Many customers were unable to access most parts of the ChargeOver application.
Root cause
ChargeOver has a cluster of redundant ingress servers which accept all application traffic, and then route that traffic internally to different backend services.
This cluster of ingress servers (HAProxy servers) is backed by a distributed network file store (GlusterFS), which stores data (encrypted SSL/TLS certificates) needed by HAProxy to serve secure connections for incoming HTTP requests.
Sometime between November 7th and November 17th, the connection between two of our ingress load balancers and our distributed network file store was disconnected. We are still investigating the cause of the disconnection.
On November 18th, we deployed a routine update to our ingress load balancers. The deployment failed on 2 of the 3 redundant ingress load balancers due to the lost connection to the distributed network file store. This caused approximately 2/3 of traffic to ChargeOver to be dropped. The third ingress load balancer stayed active and continued to serve traffic.
Automatic DNS fail-over occurred, automatically removing the 2 affected ingress load balancers from serving traffic within 5 minutes of the outage.
ChargeOver staff were notified immediately.
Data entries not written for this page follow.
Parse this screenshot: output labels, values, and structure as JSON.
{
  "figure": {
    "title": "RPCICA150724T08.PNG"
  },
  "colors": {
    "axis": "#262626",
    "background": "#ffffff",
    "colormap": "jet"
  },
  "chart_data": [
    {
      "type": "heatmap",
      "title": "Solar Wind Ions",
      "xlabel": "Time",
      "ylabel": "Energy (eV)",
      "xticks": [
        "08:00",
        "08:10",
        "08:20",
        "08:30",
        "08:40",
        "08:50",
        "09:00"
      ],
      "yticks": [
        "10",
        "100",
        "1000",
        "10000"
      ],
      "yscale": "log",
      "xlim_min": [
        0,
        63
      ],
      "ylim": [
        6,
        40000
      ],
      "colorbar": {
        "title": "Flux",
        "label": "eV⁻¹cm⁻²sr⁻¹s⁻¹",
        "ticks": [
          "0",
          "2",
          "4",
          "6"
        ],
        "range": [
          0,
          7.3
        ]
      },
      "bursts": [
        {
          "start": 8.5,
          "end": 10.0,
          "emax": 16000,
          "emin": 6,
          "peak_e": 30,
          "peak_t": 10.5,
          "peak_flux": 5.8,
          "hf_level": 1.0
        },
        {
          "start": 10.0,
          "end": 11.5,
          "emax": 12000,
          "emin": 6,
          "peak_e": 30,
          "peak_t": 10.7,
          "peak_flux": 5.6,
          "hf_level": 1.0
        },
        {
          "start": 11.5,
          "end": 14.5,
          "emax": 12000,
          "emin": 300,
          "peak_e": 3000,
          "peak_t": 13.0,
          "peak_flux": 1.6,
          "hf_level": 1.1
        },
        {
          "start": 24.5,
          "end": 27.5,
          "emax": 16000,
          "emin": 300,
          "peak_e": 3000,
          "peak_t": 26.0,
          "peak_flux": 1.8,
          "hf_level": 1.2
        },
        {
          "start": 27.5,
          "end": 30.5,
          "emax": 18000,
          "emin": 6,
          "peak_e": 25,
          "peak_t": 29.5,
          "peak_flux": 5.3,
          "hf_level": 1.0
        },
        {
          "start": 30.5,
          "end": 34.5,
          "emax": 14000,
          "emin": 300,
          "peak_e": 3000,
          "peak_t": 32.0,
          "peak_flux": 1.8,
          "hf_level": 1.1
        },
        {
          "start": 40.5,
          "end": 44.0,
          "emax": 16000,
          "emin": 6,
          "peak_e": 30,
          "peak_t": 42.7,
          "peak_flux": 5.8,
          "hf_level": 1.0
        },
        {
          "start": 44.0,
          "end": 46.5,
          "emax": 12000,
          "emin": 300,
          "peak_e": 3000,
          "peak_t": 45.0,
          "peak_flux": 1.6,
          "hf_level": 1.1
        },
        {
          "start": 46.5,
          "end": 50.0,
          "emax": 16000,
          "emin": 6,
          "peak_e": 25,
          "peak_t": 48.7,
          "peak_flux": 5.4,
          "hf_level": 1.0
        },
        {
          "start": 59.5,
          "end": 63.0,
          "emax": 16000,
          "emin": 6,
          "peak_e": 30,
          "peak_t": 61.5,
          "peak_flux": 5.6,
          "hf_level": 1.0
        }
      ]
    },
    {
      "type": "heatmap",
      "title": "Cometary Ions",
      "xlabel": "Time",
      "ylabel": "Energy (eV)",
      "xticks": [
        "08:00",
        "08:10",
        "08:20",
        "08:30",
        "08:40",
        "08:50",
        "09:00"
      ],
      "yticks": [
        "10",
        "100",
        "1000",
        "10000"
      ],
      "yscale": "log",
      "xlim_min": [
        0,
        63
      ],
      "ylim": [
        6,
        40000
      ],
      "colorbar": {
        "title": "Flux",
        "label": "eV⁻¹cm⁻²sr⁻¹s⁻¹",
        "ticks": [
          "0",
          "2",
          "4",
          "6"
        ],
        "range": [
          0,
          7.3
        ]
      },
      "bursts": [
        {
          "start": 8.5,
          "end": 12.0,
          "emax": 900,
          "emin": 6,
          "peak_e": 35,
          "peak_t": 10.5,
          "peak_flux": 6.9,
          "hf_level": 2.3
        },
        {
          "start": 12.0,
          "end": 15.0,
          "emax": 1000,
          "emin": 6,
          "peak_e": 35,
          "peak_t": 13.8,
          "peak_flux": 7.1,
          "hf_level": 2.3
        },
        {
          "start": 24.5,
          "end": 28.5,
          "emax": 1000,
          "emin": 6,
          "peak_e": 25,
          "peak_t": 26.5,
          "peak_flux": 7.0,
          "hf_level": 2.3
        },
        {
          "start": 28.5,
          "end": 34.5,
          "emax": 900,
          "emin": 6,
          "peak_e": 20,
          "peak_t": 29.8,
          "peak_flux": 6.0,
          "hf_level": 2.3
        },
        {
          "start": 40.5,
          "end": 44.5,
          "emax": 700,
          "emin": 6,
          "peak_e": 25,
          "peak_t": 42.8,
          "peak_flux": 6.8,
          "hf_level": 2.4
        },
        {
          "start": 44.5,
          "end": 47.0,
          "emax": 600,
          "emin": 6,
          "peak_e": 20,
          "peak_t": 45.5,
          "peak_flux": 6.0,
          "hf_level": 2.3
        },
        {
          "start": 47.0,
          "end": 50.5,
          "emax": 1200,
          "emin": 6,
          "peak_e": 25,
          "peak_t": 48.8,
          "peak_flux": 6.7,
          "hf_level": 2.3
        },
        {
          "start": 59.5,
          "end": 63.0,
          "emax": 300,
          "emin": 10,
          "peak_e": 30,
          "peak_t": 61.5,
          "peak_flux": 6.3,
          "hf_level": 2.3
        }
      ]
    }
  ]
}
We restarted the two affected ingress load balancers to re-establish the distributed network file store connection, and re-deployed the ingress load balancer update.
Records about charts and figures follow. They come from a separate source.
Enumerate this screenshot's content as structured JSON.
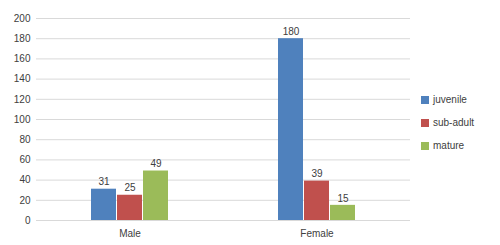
{
  "chart_data": {
    "type": "bar",
    "categories": [
      "Male",
      "Female"
    ],
    "series": [
      {
        "name": "juvenile",
        "color": "#4F81BD",
        "values": [
          31,
          180
        ]
      },
      {
        "name": "sub-adult",
        "color": "#C0504D",
        "values": [
          25,
          39
        ]
      },
      {
        "name": "mature",
        "color": "#9BBB59",
        "values": [
          49,
          15
        ]
      }
    ],
    "ylim": [
      0,
      200
    ],
    "yticks": [
      0,
      20,
      40,
      60,
      80,
      100,
      120,
      140,
      160,
      180,
      200
    ],
    "grid": true,
    "data_labels": true,
    "legend": "right"
  }
}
This restored access to all services.
Incident timeline
- Sometime between November 7th and November 17th - connection between load balancers and distributed network file store is lost
- November 18 - 3:29pm CT - Our team starts a routine deployment to our ingress load balancers
- November 18 - 3:33pm CT - The deployment completes, and we are immediately notified of a problem with 2 of the 3 load balancers
- November 18 - 3:38pm CT - Automatic DNS fail-over removes 2 of our 3 ingress load balancers from DNS, as expected
- November 18 - 3:44pm CT - We post an initial update to https://status.chargeover.com/ of the partial outage
- November 18 - 3:55pm CT - After assessing the situation, we reboot the two problematic load balancers
- November 18 - 3:59pm CT - Re-deploy of the ingress update for load balancers succeeds across all 3 servers
- November 18 - 4:02pm CT - Our team confirms everything looks good, and DNS fail-over automatically adds the 2 failed servers back to DNS
- November 18 - 4:07pm CT - Update posted to https://status.chargeover.com/ indicating the issue has been resolved
Remediation plan
We’ve identified a number of take-aways from this incident.
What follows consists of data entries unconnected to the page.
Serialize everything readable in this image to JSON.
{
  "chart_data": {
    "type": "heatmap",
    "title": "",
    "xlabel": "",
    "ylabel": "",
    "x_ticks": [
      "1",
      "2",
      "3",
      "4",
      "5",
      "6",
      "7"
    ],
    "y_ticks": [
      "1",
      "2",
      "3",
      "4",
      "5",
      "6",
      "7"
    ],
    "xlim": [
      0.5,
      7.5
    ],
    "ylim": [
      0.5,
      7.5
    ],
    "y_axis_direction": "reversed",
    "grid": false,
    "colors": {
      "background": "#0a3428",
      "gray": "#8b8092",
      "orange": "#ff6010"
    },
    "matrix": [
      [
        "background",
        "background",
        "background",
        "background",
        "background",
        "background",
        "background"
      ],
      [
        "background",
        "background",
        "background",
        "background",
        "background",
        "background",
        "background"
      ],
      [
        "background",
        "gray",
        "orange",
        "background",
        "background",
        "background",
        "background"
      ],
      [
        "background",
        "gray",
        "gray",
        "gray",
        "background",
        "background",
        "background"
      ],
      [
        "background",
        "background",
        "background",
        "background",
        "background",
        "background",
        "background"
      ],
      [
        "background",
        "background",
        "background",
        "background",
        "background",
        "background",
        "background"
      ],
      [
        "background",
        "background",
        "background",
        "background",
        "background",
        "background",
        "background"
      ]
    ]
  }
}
- We are implementing additional monitoring to proactively monitor the connection between the ingress load balancers and the distributed network file store.
- We are discussing possible solutions to reduce/remove the dependency on the distributed file store from the load balancers.
- There were several internal DNS names which pointed at specific ingress load balancers, rather than using the round-robin, more fault-tolerant DNS which our public services use. This hampered our ability to recover from this situation more quickly, so we are moving those internal DNS names to use round-robin DNS.